The Questions You Need to Ask Before Selling Your Business With a Business Broker
If you’re planning to sell your company, you have two choices. You can do it yourself, or you can partner with a skilled business broker.
If you’re planning to sell your company, you have two choices. You can do it yourself, or you can partner with a skilled business broker. While a DIY approach is certainly possible, you’ll be hard pressed to find anyone who thinks it’s a good idea. DIY sales usually get a lower sale price, cause more hassle, and are more likely to sell. A third-party professional lends credibility to the transaction, and can help shepherd it along to a successful completion.
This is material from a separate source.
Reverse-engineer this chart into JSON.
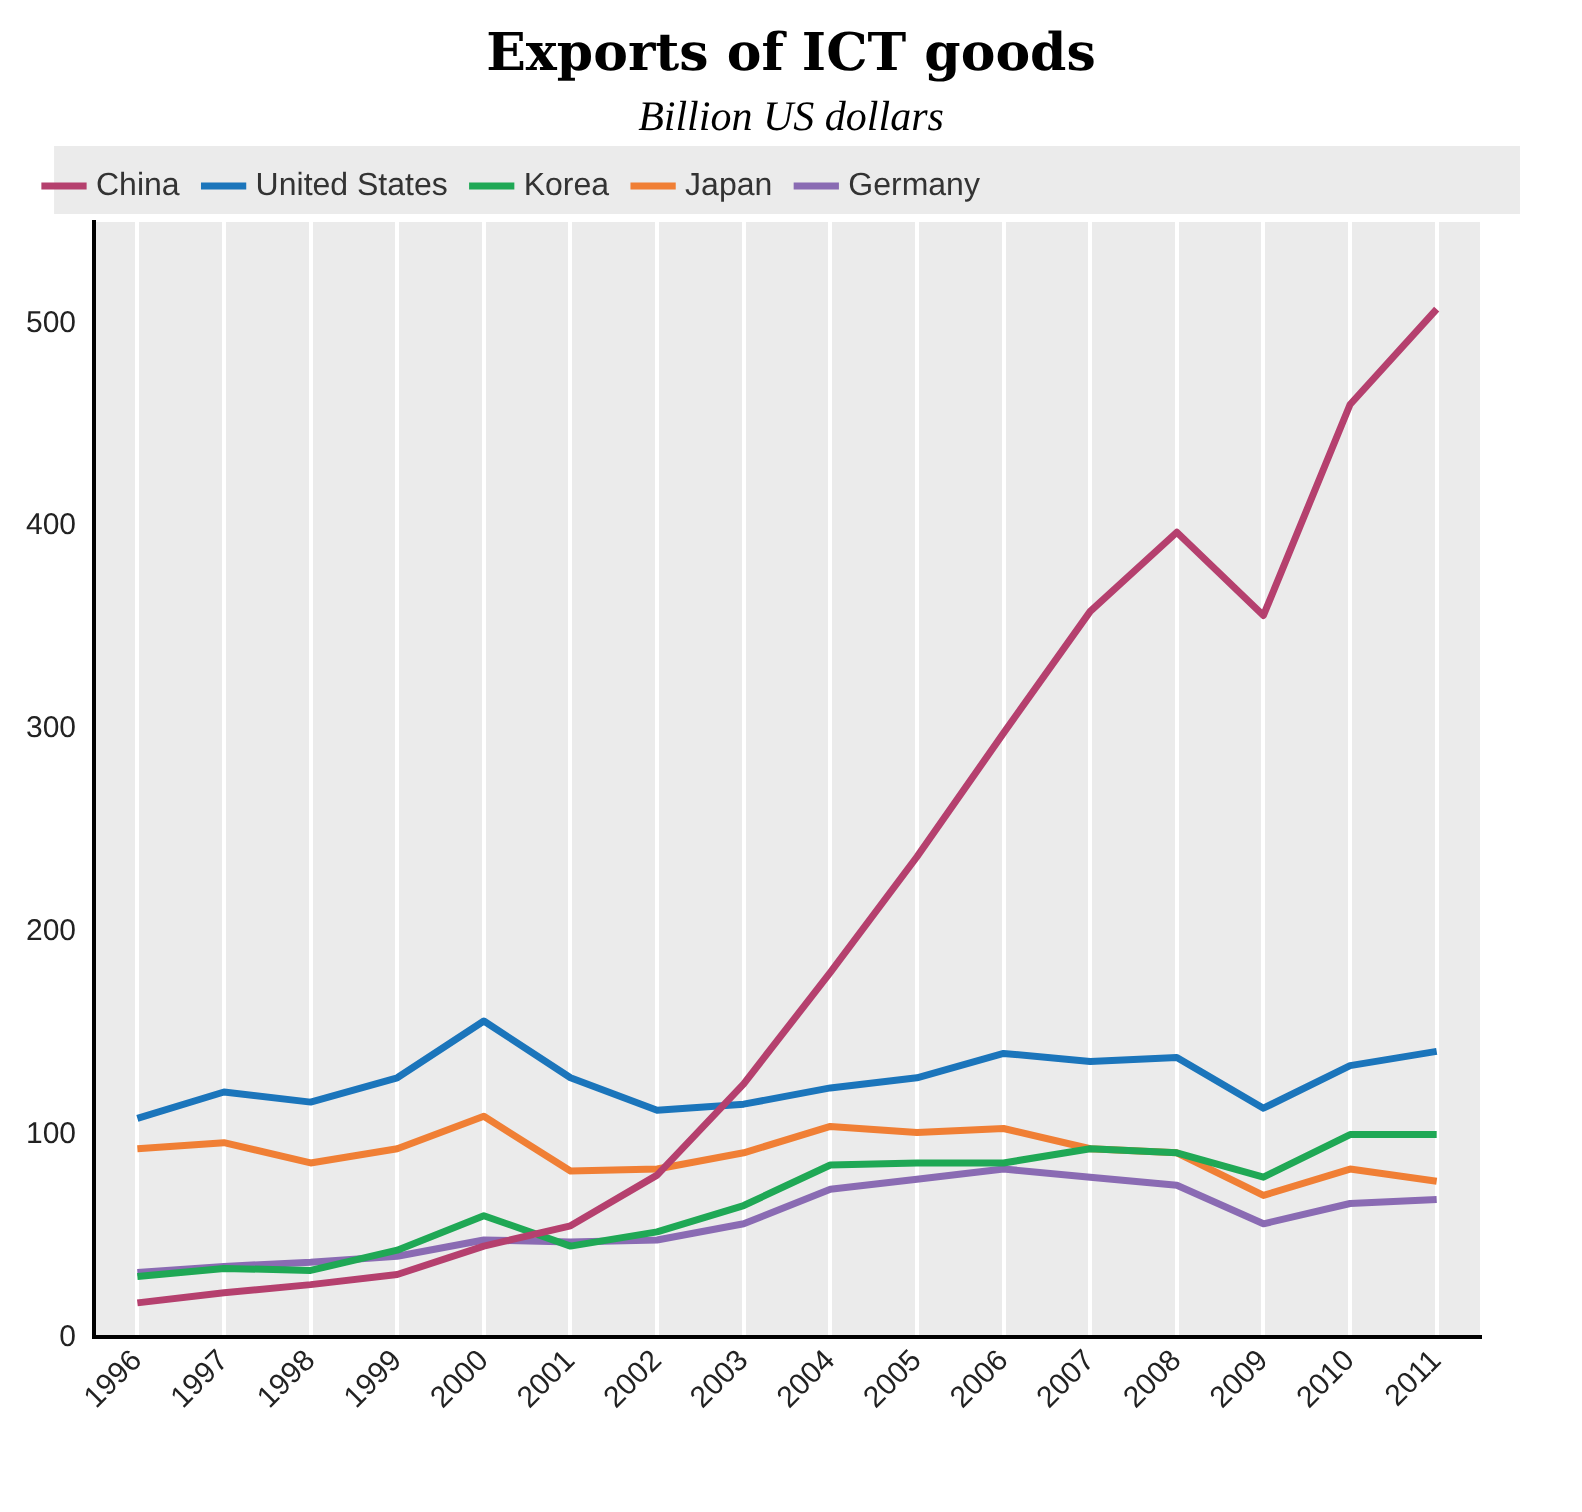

Nevertheless, every entrepreneur needs to be a discerning consumer of business brokerage services.Here are the questions you need to ask before you retain the services of a brokerage firm:
- Do you have experiences with businesses similar to mine? Every niche is different, and a wealth of experience is only as valuable as it is relevant. Seek out a broker who knows your industry, and verify their experience with references and follow-up questions.
- Is this your full-time gig? Brokers who take the industry seriously and who successfully sell lots of companies do the work full-time—not as a supplement to another job.
- What are you doing to protect everyone during the COVID-19 crisis? A business that has not made any meaningful changes, that is not requiring masks, or that is not switching to remote meetings to the greatest possible extent does not care about the safety of its customers or employees, and may put you in a dangerous position.
- What strategies do you use to value a company? There’s no one size fits all valuation approach, so an immediate single equation is a bad sign. Instead, the broker should discuss the factors they weigh when deciding how to value a business, then give you details about how they would sell your business.
- How will you keep the sale of my business confidential? If news of the sale leaks too early, it could cause you to lose clients, suppliers, and employees. The right broker knows how to balance marketing with confidentiality.
- Which strategies do you use to create a competitive bidding environment? How many buyers do you have in mind for my business? How do you reach out to buyers?
- How many listings are you working on right now? You want to know that the broker is successful enough to have a few other clients, but not so overloaded that they won’t have time for you—or that they’ll offload you to a junior associate.
- What factors do you think drive value in my business? A good broker is honest about value, knows how you might increase value, and can correctly price your company.